Dear Mr. Sickinger:
As a public employee, I’ve been fascinated with the huge amount of attention the Oregonian has paid to our pension plan over the past several months. It seems that nearly every other Sunday, there is a first page, above-the-fold article authored by you on the need to “reform” PERS. “Reform” appears to be synonymous with reducing benefits and not with “how can we stabilize the system with everyone’s needs in mind?” By way of example, you have repeatedly referred to eliminating the 6% pickup as “reform.” Please, let us call it what it is: a pay cut, a compensation reduction.
Indeed, almost nowhere in your articles do I see anything but list after list of ways in which PERS can be stabilized, almost all of which amount to hits on the overall compensation of public employees. Seven of the eight fixes you have proposed in Monday and Tuesday’s papers are of that type. The eighth involves extending the repayment.
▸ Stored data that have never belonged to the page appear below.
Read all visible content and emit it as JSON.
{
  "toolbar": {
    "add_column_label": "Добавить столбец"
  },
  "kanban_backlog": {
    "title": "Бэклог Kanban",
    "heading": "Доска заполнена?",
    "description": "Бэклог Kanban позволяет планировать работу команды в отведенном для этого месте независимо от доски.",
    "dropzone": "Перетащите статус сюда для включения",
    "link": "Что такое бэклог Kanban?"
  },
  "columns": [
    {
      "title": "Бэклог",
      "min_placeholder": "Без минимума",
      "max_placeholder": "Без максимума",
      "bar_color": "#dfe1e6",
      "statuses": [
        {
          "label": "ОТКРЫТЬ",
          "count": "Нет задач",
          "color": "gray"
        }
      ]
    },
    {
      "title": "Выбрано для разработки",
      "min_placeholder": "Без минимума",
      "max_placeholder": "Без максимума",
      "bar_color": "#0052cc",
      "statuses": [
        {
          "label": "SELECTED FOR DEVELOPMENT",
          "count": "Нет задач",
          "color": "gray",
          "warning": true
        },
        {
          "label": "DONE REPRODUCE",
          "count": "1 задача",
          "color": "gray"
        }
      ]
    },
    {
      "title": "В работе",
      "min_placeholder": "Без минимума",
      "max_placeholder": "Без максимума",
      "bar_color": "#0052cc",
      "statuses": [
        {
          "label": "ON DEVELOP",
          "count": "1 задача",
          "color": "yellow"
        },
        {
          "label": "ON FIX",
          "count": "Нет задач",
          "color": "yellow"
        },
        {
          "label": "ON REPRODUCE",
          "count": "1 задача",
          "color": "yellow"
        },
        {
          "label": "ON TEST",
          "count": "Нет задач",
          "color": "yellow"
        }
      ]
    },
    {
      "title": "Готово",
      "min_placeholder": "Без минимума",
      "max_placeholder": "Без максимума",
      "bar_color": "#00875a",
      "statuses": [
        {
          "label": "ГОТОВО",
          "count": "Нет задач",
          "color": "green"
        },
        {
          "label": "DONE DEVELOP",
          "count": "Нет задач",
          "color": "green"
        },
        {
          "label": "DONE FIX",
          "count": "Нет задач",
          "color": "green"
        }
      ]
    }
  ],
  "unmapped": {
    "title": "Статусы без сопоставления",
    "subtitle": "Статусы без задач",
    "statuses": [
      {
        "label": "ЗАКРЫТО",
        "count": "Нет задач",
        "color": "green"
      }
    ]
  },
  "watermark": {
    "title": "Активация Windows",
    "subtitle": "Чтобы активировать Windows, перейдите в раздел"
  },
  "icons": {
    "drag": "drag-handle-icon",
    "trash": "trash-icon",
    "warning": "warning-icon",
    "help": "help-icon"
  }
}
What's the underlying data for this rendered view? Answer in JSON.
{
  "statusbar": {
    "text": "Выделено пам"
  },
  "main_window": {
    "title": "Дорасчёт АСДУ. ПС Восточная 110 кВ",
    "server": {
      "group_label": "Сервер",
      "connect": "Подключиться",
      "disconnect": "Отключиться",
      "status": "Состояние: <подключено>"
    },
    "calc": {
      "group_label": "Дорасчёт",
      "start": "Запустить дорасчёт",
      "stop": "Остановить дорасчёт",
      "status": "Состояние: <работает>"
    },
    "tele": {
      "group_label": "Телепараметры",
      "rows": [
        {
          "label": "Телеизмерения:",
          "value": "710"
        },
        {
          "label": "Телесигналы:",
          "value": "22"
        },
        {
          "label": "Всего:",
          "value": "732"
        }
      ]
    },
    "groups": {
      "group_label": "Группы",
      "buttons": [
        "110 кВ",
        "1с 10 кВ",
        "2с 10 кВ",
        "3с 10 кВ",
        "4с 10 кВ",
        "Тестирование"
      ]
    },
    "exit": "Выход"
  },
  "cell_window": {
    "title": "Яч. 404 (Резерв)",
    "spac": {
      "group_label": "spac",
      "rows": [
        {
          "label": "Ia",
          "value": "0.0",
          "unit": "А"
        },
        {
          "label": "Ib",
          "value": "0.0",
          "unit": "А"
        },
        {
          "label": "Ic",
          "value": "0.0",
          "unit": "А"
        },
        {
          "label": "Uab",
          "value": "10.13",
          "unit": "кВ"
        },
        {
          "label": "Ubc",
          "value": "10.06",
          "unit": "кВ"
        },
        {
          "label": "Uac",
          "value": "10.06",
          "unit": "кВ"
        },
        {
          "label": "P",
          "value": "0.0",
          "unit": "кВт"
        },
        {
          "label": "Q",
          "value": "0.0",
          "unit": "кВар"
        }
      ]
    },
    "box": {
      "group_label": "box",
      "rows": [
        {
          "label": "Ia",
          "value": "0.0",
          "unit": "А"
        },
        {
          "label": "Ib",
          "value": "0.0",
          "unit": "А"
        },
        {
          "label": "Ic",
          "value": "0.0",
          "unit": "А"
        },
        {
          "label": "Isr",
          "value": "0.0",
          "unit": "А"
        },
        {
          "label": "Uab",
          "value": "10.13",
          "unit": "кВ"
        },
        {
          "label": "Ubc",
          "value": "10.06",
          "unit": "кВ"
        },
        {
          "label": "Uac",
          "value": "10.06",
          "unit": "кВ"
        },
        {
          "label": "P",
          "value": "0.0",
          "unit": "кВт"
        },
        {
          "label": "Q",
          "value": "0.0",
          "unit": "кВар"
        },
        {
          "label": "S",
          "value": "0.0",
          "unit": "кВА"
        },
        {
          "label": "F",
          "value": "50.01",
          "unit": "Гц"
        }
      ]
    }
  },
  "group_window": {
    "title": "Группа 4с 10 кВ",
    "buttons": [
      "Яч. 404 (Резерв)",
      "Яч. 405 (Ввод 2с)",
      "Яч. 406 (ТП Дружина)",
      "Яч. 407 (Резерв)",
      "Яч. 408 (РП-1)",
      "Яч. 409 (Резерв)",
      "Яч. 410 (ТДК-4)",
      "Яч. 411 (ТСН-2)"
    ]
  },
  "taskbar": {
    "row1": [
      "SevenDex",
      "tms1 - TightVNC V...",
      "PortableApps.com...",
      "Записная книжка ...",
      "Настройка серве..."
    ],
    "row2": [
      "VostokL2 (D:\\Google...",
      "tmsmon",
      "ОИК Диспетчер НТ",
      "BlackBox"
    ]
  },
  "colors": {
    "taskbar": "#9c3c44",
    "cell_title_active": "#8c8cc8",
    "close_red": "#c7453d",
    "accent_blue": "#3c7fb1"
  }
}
Not one of your proposals involves asking taxpayer – and every public employee is also a taxpayer sharing that burden – to shoulder any of the cost of the gap. Not one of your proposals recognizes that 68% of the problem is the debt incurred to the benefit of already-retired individuals. Not to cause a schism between past and present public employees, but I would appreciate it if you told me why current employees have any more obligation to Tier I retirees than do taxpayers as a whole? And how much of the remaining 32% is attributable to Tier I, which ended almost two decades ago? My understanding is that all but 4 or 5% falls into that category. What you have not mentioned – what the City Club report conceded – is that Tier II is 96% funded and OPSERP (which the State dared not call Tier III) is 100% funded. The obligation to every public employee who has entered the system since the early 1990s is almost entirely dealt with. PERS is the eighth best funded state employee retirement system in the nation. The City Club report obscured that when it deliberately did not disaggregate Tier I and Tier II in its analysis, creating the impression things were still far more problematic than they actually are.
Another matter you barely mention is that the “deficit” on which you base this analysis is a snapshot in time. As recently as four years ago, before the current economic downturn, the $16 billion deficit of which you now speak was less than $1 billion. And, with continued improvement in the economy, we can expect the current deficit to shrink considerably. Between 2001 and 2007, the gap between obligations and needs kept closing. It can happen again. Certainly improving economics should be accounted for.
Now let’s talk about those employees whose benefits you propose cutting in various ways. I haven’t seen many – if any – talked to in your articles. You have stuck to the antiseptic numbers, so your readers won’t see there are people behind those figures. The people working now – largely Tier II and OPSERP – will never retire with the “luxurious” pensions your newspaper continues to describe. The average is $24,000 or so. Even with social security, this is not going to put state workers into beachfront condos and Jaguars on the taxpayer dime. It would be nice if your newspaper, if it is making any effort at balanced reporting, sent you to talk to union members and union representatives. But I haven’t seen that story yet. I hope I will.
Your articles, the Oregonian’s editorials and even our governor have talked about eliminating the 6% pick up as a key “reform.” Again, let’s at least be honest and call it a pay cut. Let’s also remember the history. It was a proposal in 1979 in lieu of raises in a period when inflation was running, 10, 11, 12% per year. It was fairly bargained and fairly related to the cost of workers. It was a concession by the unions.
Workers have bargained for a pension of specified value. Although deferred compensation, they’ve already worked for it their entire careers. They are entitled to it. You can’t hire a painter for $10,000 to paint your house then, when he’s up on the ladder 90% done yell up to him “I’ve decided only to pay you $5000.” That is what most of your “reforms” amount to.
The workers you now suggest should take this cut have taken four years of furloughs, seen pay frozen as often as not over the last decade, and earn considerably less in Oregon than their private sector counterparts in most job areas. There comes a point where government will not be able to attract the qualified workers it needs. Apparently, capitalist theory – that one gets what one pays for – applies only until one goes to work for the government, then is suspended, according to the Oregonian.
None of this is to deny there is a problem. But I do suggest that you, the Oregonian and the City Club have overstated it. And I do suggest that you have failed to provide the whole picture. Talk to the workers. Use fair language instead of calling every hit to those workers a “reform.” And then let’s have a conversation with all participants at the table. I ask that the Oregonian bear its obligation as a paper of record in this State to present all views on this important subject.